Through a collaboration with the National Institute on Drug Abuse (NIDA), Trevena is developing TRV734 for use in medication-assisted therapy for the treatment of opioid use disorder. Similar to current standard treatment options, it targets the mu receptor, but with an optimized mechanism of action that preferentially engages the signaling pathway responsible for therapeutic effect, with reduced activation of the signaling pathway responsible for mu receptor-mediated adverse effects. There is nonclinical and clinical evidence to suggest that TRV734 is associated with less constipation than other common treatments.8

Status of TRV734 pipeline
Program Molecular Target Therapeutic Target Current Phase PC PH1 PH2 PH3 NDA Approved
TRV734 Mu receptor Opioid use disorder PH1 Oral PC complete PH1 in progress PH2 not started PH3 not started NDA not started Approved not started

TRV734 is an Investigational Product not approved by FDA for sale or distribution in the US.
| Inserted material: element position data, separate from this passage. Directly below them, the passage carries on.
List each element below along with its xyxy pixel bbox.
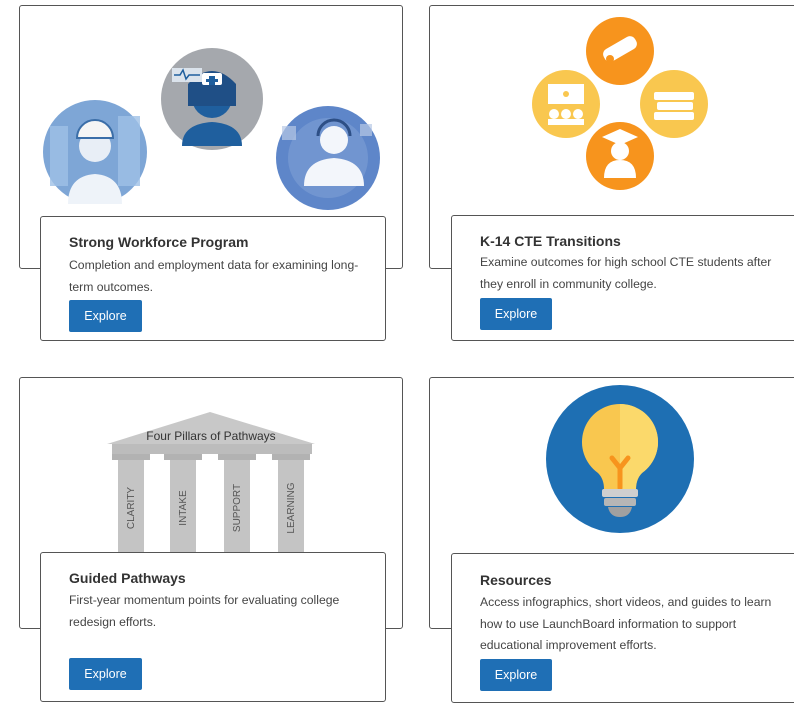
support-agent-icon [276, 106, 380, 210]
svg-text:CLARITY: CLARITY [126, 487, 137, 530]
card-title: K-14 CTE Transitions [480, 233, 621, 249]
pillar-support: SUPPORT [218, 454, 256, 554]
nurse-icon [161, 48, 263, 150]
pillar-intake: INTAKE [164, 454, 202, 554]
card-strong-workforce-info: Strong Workforce Program Completion and … [40, 216, 386, 341]
svg-text:INTAKE: INTAKE [178, 490, 189, 526]
card-guided-pathways-info: Guided Pathways First-year momentum poin… [40, 552, 386, 702]
books-icon [640, 70, 708, 138]
card-description: First-year momentum points for evaluatin… [69, 593, 340, 629]
explore-button[interactable]: Explore [480, 298, 552, 330]
card-title: Guided Pathways [69, 570, 186, 586]
svg-text:SUPPORT: SUPPORT [232, 484, 243, 532]
card-description: Completion and employment data for exami… [69, 258, 359, 294]
card-k14-cte-info: K-14 CTE Transitions Examine outcomes fo… [451, 215, 794, 341]
card-title: Strong Workforce Program [69, 234, 249, 250]
card-description: Access infographics, short videos, and g… [480, 595, 772, 652]
diploma-icon [586, 17, 654, 85]
graduate-icon [586, 122, 654, 190]
pillar-learning: LEARNING [272, 454, 310, 554]
card-resources-info: Resources Access infographics, short vid… [451, 553, 794, 703]
card-title: Resources [480, 572, 552, 588]
construction-worker-icon [43, 100, 147, 204]
classroom-icon [532, 70, 600, 138]
svg-text:LEARNING: LEARNING [286, 482, 297, 533]
card-description: Examine outcomes for high school CTE stu… [480, 255, 772, 291]
explore-button[interactable]: Explore [480, 659, 552, 691]
pillar-clarity: CLARITY [112, 454, 150, 554]
explore-button[interactable]: Explore [69, 658, 142, 690]
pillars-heading: Four Pillars of Pathways [146, 429, 275, 443]
explore-button[interactable]: Explore [69, 300, 142, 332]
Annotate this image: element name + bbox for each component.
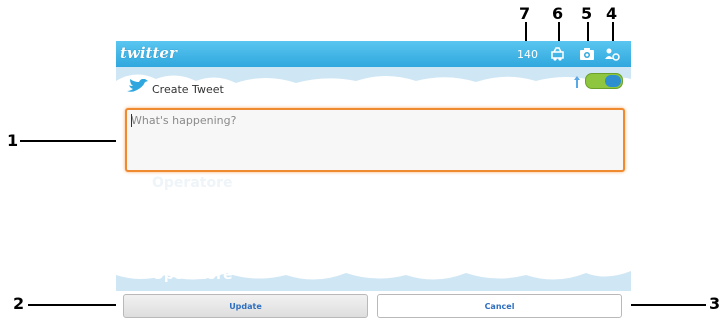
- location-toggle[interactable]: [585, 73, 623, 89]
- gps-small-icon: [574, 75, 580, 88]
- create-tweet-label: Create Tweet: [152, 83, 224, 96]
- app-screen: twitter 140 Create Tweet What's happenin…: [116, 41, 631, 318]
- tweet-input[interactable]: [127, 110, 623, 174]
- callout-2: 2: [13, 294, 25, 313]
- callout-4: 4: [606, 4, 618, 23]
- tweet-compose-box[interactable]: [125, 108, 625, 174]
- callout-1: 1: [7, 131, 19, 150]
- callout-7: 7: [519, 4, 531, 23]
- callout-5: 5: [581, 4, 593, 23]
- callout-6: 6: [552, 4, 564, 23]
- callout-3: 3: [709, 294, 721, 313]
- watermark-bottom: Operatore: [152, 267, 233, 283]
- location-icon[interactable]: [550, 46, 566, 62]
- camera-icon[interactable]: [579, 46, 595, 62]
- text-cursor: [131, 114, 132, 127]
- watermark-top: Operatore: [152, 175, 233, 191]
- callout-1-line: [20, 140, 124, 142]
- callout-2-line: [28, 304, 124, 306]
- account-icon[interactable]: [604, 46, 620, 62]
- character-counter: 140: [517, 48, 538, 61]
- title-bar: twitter 140: [116, 41, 631, 67]
- cloud-footer: [116, 241, 631, 291]
- cancel-button[interactable]: Cancel: [377, 294, 622, 318]
- create-tweet-row: Create Tweet: [116, 77, 631, 99]
- bird-icon: [126, 78, 148, 100]
- update-button[interactable]: Update: [123, 294, 368, 318]
- toggle-knob: [605, 75, 621, 87]
- twitter-logo: twitter: [120, 44, 177, 62]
  1. Center for Behavioral Health Statistics and Quality
  2. National Institute on Drug Abuse
  3. Mazhari S, Keshvari Z, Sabahi A, Mottaghian S. Assessment of Cognitive Functions in Methadone Maintenance Patients. Addict Health. 2015 Summer-Autumn;7(3-4):109-16.
  4. Strand MC, Vindenes V, Gjerde H, Mørland JG, Ramaekers JG. A clinical trial on the acute effects of methadone and buprenorphine on actual driving and cognitive function of healthy volunteers. Br J Clin Pharmacol. 2019 Feb;85(2):442-453.
  5. Gudin J, Fudin J. Opioid-Induced Constipation: New and Emerging Therapies—Update 2016. Practical Pain Management. 2016; Volume 115, Issue #10.
  6. Webster LR, Camilleri M, Finn A. Opioid-induced constipation: rationale for the role of norbuprenorphine in buprenorphine-treated individuals. Subst Abuse Rehabil. 2016 Jun 14;7:81-6.
  7. Lugoboni F, Mirijello A, Zamboni L, Faccini M, Casari R, Cossari A, Gasbarrini A, Addolorato G, On Behalf Of Gics. High prevalence of constipation and reduced quality of life in opioid-dependent patients treated with opioid substitution treatments. Expert Opin Pharmacother. 2016 Nov;17(16):2135-2141.